À ses yeux, même lorsqu’on lui présente des choix, les adultes manifestent très peu d’égards pour son avis et ses intérêts. « C’est parce qu’ils t’offrent rien que deux choix puis tu choisis en dedans de ça. Soit que tu le fais, ou soit que tu manges de la marde. Puis après ça ils viennent te dire que c’est ta décision puis toute » (E).

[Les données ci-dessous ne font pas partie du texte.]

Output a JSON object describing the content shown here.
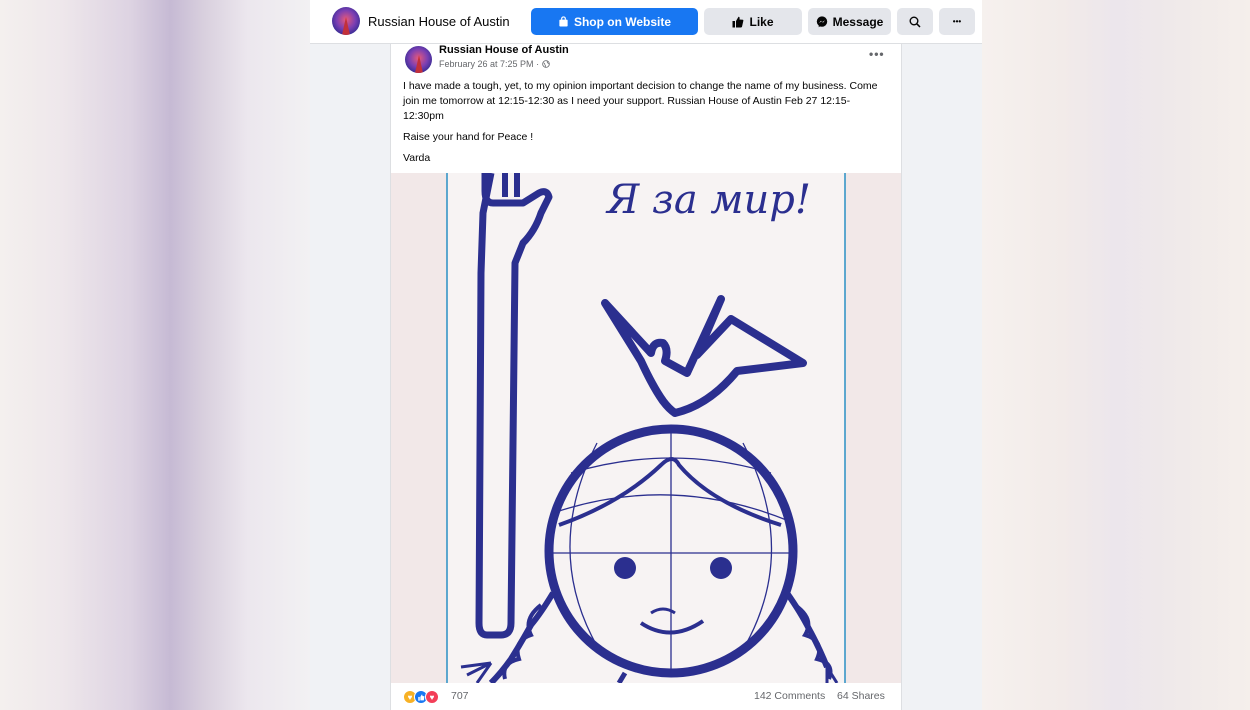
{
  "header": {
    "page_name": "Russian House of Austin",
    "shop_label": "Shop on Website",
    "like_label": "Like",
    "message_label": "Message",
    "more_label": "•••"
  },
  "post": {
    "author": "Russian House of Austin",
    "timestamp": "February 26 at 7:25 PM",
    "privacy_icon": "globe-icon",
    "options_label": "•••",
    "paragraphs": [
      "I have made a tough, yet, to my opinion important decision to change the name of my business. Come join me tomorrow at 12:15-12:30 as I need your support. Russian House of Austin Feb 27 12:15-12:30pm",
      "Raise your hand for Peace !",
      "Varda"
    ],
    "image": {
      "caption_text": "Я за мир!",
      "line_color": "#2b2f8f",
      "background": "#f7f2f2"
    },
    "reactions": {
      "count": "707",
      "types": [
        "care",
        "like",
        "love"
      ]
    },
    "comments": "142 Comments",
    "shares": "64 Shares"
  },
  "colors": {
    "accent": "#1877f2",
    "button_gray": "#e4e6eb"
  }
}
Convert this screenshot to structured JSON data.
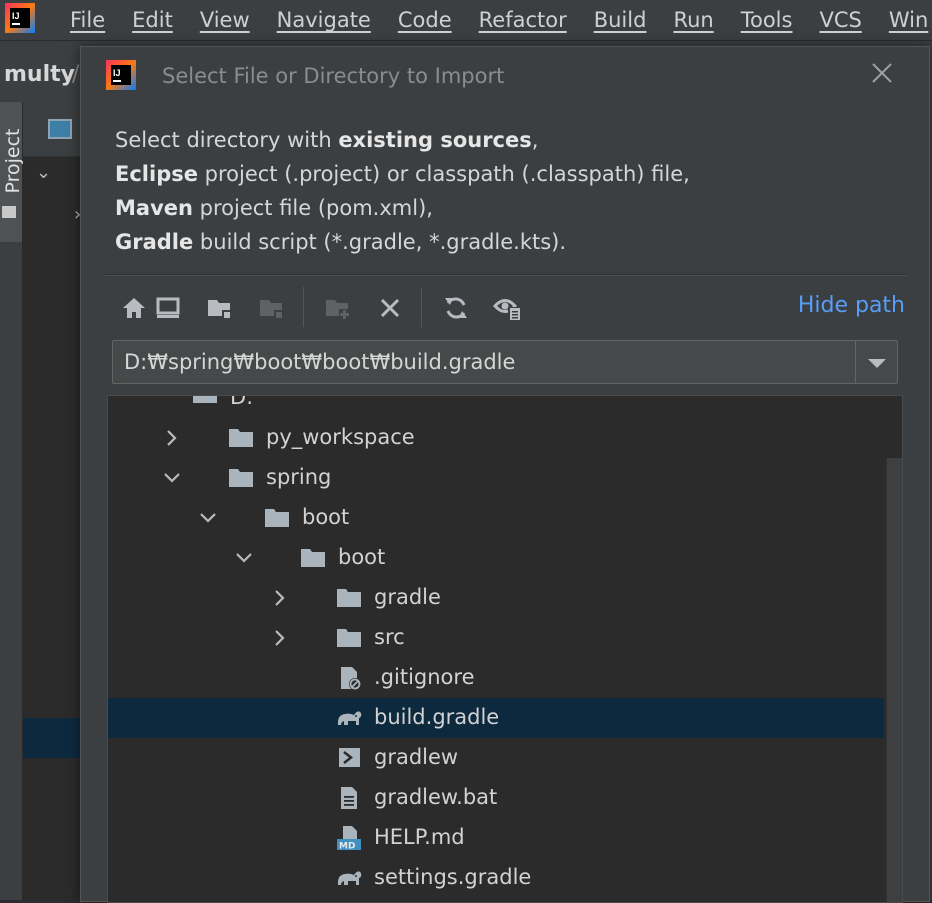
{
  "menubar": {
    "items": [
      "File",
      "Edit",
      "View",
      "Navigate",
      "Code",
      "Refactor",
      "Build",
      "Run",
      "Tools",
      "VCS",
      "Win"
    ]
  },
  "project": {
    "name": "multy",
    "slash": "/",
    "tool_window_label": "Project"
  },
  "dialog": {
    "title": "Select File or Directory to Import",
    "description": {
      "line1_pre": "Select directory with ",
      "line1_bold": "existing sources",
      "line1_post": ",",
      "line2_bold": "Eclipse",
      "line2_post": " project (.project) or classpath (.classpath) file,",
      "line3_bold": "Maven",
      "line3_post": " project file (pom.xml),",
      "line4_bold": "Gradle",
      "line4_post": " build script (*.gradle, *.gradle.kts)."
    },
    "hide_path_label": "Hide path",
    "path_value": "D:₩spring₩boot₩boot₩build.gradle"
  },
  "tree": {
    "rows": [
      {
        "label": "D:",
        "indent": 0,
        "chevron": "none",
        "icon": "drive-icon"
      },
      {
        "label": "py_workspace",
        "indent": 1,
        "chevron": "right",
        "icon": "folder-icon"
      },
      {
        "label": "spring",
        "indent": 1,
        "chevron": "down",
        "icon": "folder-icon"
      },
      {
        "label": "boot",
        "indent": 2,
        "chevron": "down",
        "icon": "folder-icon"
      },
      {
        "label": "boot",
        "indent": 3,
        "chevron": "down",
        "icon": "folder-icon"
      },
      {
        "label": "gradle",
        "indent": 4,
        "chevron": "right",
        "icon": "folder-icon"
      },
      {
        "label": "src",
        "indent": 4,
        "chevron": "right",
        "icon": "folder-icon"
      },
      {
        "label": ".gitignore",
        "indent": 4,
        "chevron": "none",
        "icon": "ignored-file-icon"
      },
      {
        "label": "build.gradle",
        "indent": 4,
        "chevron": "none",
        "icon": "gradle-elephant-icon",
        "selected": true
      },
      {
        "label": "gradlew",
        "indent": 4,
        "chevron": "none",
        "icon": "shell-script-icon"
      },
      {
        "label": "gradlew.bat",
        "indent": 4,
        "chevron": "none",
        "icon": "text-file-icon"
      },
      {
        "label": "HELP.md",
        "indent": 4,
        "chevron": "none",
        "icon": "markdown-file-icon"
      },
      {
        "label": "settings.gradle",
        "indent": 4,
        "chevron": "none",
        "icon": "gradle-elephant-icon"
      }
    ]
  },
  "colors": {
    "accent_link": "#589df6",
    "selection": "#0d293e",
    "folder": "#a9b4bd"
  }
}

Très tôt, son expérience de placement est marquée par le sentiment d’avoir été trompée. Lors de son retrait initial du milieu familial, Esther accepte de signer des mesures volontaires pour être placée durant 1 mois; mesures « semi-volontaires », selon elle, car « si je refuse, ils vont me faire passer en Cour » (E). Finalement, son placement initial finit par être étiré d’un an, moyennant deux visites en Cour, puis ensuite, jusqu’à la majorité. « T’arrives pas là à 14 ans puis ils te disent : ‘T’es pognée jusqu’à 18 ans’. […] Ils le font, mais tu sais, comme, progressif. En 1 an, ils te donnent un peu d’espoir que tu vas t’en aller, mais tu t’en vas pas » (E).

Le sentiment d’aliénation qu’Esther éprouve en centre d’accueil est exacerbé par ce qu’elle perçoit comme un manque de « sens » (E) dans les mesures de contrôle. Placée dans une unité sécuritaire à cause de ses accès de violence, elle a néanmoins le droit de sortir pour travailler. « Je vivais comme une personne qui était en ouvert, mais sauf que quand j’étais au centre d’accueil, je vivais comme une sécuritaire » (E). Dehors, Esther travaille dans une cuisine « avec des gros couteaux » (E). À l’intérieur du centre, milieu qu’Esther qualifie de « super sécuritaire » (E), « t’as pas le droit à tes lacets, pas le droit à ta ceinture, aucune affaire à cordon; ils te fouillent, puis toute; t’as pas le droit à des rasoirs; toutes les affaires que tu peux te mutiler, te couper, tout ça, en tout cas, t’as pas le droit à ça. Puis là tout est barré » (E).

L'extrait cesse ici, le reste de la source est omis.